Ante esa definición del cargo, todo indica que el mejor desempeño llevaría relación con una sólida experiencia parlamentaria y conocedor de sus normas; dotado de una autoridad moral que le permita ser respetado; que pertenezca a la mayoría que lo elige pero, a la vez, se desempeñe con imparcialidad; que sepa articular consensos y comprenda que la fuerza del cuerpo está en su unidad en lo fundamental; que respete y haga respetar los derechos de sus adversarios y que, con buen talante, sea interlocutor en el cumplimento del mandato constitucional de la “armónica colaboración” con los otros órganos del Estado. El ejercicio de su función de presidencia en las sesiones públicas debe demostrar estos atributos, pero, ciertamente, serán imprescindibles en su actuar no público.

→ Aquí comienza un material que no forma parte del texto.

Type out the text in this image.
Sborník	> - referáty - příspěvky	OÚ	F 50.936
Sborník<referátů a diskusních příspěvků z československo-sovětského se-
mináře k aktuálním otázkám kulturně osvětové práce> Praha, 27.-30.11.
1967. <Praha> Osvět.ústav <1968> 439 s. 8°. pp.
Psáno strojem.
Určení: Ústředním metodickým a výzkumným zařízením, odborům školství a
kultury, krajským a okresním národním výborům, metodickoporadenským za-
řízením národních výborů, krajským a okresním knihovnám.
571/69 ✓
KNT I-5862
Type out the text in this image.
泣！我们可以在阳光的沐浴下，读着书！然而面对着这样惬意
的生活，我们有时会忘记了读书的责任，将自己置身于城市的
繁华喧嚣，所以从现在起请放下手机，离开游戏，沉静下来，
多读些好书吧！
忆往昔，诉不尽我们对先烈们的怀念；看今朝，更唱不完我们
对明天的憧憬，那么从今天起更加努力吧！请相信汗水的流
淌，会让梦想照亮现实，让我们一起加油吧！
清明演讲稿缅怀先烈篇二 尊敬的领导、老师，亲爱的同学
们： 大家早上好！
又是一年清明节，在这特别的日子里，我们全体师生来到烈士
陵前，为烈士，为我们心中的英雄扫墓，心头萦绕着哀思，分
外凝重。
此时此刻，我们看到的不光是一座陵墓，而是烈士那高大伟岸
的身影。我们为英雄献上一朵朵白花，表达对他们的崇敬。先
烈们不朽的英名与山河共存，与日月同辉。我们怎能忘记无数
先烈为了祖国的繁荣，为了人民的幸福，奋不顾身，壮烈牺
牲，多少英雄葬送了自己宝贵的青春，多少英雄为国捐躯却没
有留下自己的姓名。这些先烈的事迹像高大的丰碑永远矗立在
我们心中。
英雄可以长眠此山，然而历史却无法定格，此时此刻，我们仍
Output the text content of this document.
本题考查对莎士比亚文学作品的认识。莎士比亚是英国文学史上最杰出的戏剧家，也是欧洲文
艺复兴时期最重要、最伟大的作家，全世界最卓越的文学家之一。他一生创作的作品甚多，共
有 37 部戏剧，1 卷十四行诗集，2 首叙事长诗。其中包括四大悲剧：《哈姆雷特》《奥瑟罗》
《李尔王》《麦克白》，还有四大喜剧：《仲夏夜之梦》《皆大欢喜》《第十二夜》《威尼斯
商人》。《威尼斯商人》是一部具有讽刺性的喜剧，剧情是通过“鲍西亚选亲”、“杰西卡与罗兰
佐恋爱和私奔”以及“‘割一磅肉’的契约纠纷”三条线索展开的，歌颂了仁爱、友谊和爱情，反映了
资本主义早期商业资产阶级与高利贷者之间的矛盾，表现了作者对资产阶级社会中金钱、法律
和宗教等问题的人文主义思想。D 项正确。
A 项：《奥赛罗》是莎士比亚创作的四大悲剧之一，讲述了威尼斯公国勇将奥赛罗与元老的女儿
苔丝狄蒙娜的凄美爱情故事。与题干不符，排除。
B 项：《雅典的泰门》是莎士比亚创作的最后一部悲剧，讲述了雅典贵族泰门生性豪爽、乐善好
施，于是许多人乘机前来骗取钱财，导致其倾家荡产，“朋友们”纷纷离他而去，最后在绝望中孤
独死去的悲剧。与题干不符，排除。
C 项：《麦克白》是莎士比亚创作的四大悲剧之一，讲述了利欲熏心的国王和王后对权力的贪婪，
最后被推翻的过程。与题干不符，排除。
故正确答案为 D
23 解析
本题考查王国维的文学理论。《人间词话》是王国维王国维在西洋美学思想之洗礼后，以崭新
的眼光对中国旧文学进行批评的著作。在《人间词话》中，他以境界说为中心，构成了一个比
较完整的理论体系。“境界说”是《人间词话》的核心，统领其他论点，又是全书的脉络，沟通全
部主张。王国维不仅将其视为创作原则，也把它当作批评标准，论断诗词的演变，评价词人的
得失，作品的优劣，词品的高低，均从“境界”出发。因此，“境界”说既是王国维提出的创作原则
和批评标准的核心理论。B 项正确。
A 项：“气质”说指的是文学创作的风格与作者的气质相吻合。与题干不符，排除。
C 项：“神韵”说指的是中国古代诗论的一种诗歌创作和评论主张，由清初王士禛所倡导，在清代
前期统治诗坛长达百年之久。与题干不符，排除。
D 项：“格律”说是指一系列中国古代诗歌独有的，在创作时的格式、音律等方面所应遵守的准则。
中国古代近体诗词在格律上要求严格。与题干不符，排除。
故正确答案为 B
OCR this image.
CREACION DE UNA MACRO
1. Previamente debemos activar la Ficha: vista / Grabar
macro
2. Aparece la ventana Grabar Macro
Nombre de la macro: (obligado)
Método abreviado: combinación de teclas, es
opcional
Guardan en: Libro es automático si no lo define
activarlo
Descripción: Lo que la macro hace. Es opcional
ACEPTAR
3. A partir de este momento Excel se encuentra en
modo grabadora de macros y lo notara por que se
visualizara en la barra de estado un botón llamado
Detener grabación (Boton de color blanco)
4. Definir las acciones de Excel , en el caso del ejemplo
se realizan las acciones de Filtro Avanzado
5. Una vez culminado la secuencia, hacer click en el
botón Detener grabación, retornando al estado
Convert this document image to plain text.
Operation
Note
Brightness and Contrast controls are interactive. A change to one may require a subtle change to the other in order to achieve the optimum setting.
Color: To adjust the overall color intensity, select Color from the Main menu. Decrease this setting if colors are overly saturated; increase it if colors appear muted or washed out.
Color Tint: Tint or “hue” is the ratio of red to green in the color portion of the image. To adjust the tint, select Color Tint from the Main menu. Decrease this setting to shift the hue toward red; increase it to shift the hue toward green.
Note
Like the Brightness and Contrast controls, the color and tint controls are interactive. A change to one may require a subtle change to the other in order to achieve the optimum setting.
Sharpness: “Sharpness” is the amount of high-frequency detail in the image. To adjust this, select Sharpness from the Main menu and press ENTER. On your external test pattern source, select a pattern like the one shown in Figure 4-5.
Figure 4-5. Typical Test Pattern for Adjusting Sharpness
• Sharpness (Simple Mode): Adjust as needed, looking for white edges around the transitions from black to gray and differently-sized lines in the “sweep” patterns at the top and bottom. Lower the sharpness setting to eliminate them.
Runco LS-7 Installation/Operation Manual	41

Estos planteamientos adquieren mayor relevancia enfrentados a una pandemia que exige de todas las autoridades mayor compromiso con la solución de las graves necesidades nacionales.

Visto lo sucedido el primero de julio pasado en Asamblea, surge la reflexión lógica: no se merecían los miles de panameños fallecidos en pandemia, sus familias, un pueblo que tiene grandes necesidades y un país entero que aspira a salir adelante, la convocatoria a acciones de unidad entre los 71 representantes de ese pueblo; antes que el acto paranormal del que fuimos testigos, en el que queda claro que cuando la Asamblea Nacional para tomar decisiones necesita estar rodeada de la Policía, algo está pasando mal y, es mucho más que la elección de su presidente.

Entre más se distancia la Asamblea de la realidad, mayor será su decadencia… para desgracia de la democracia.

Abogado, presidente del Grupo Editorial El Siglo - La Estrella de Panamá, GESE.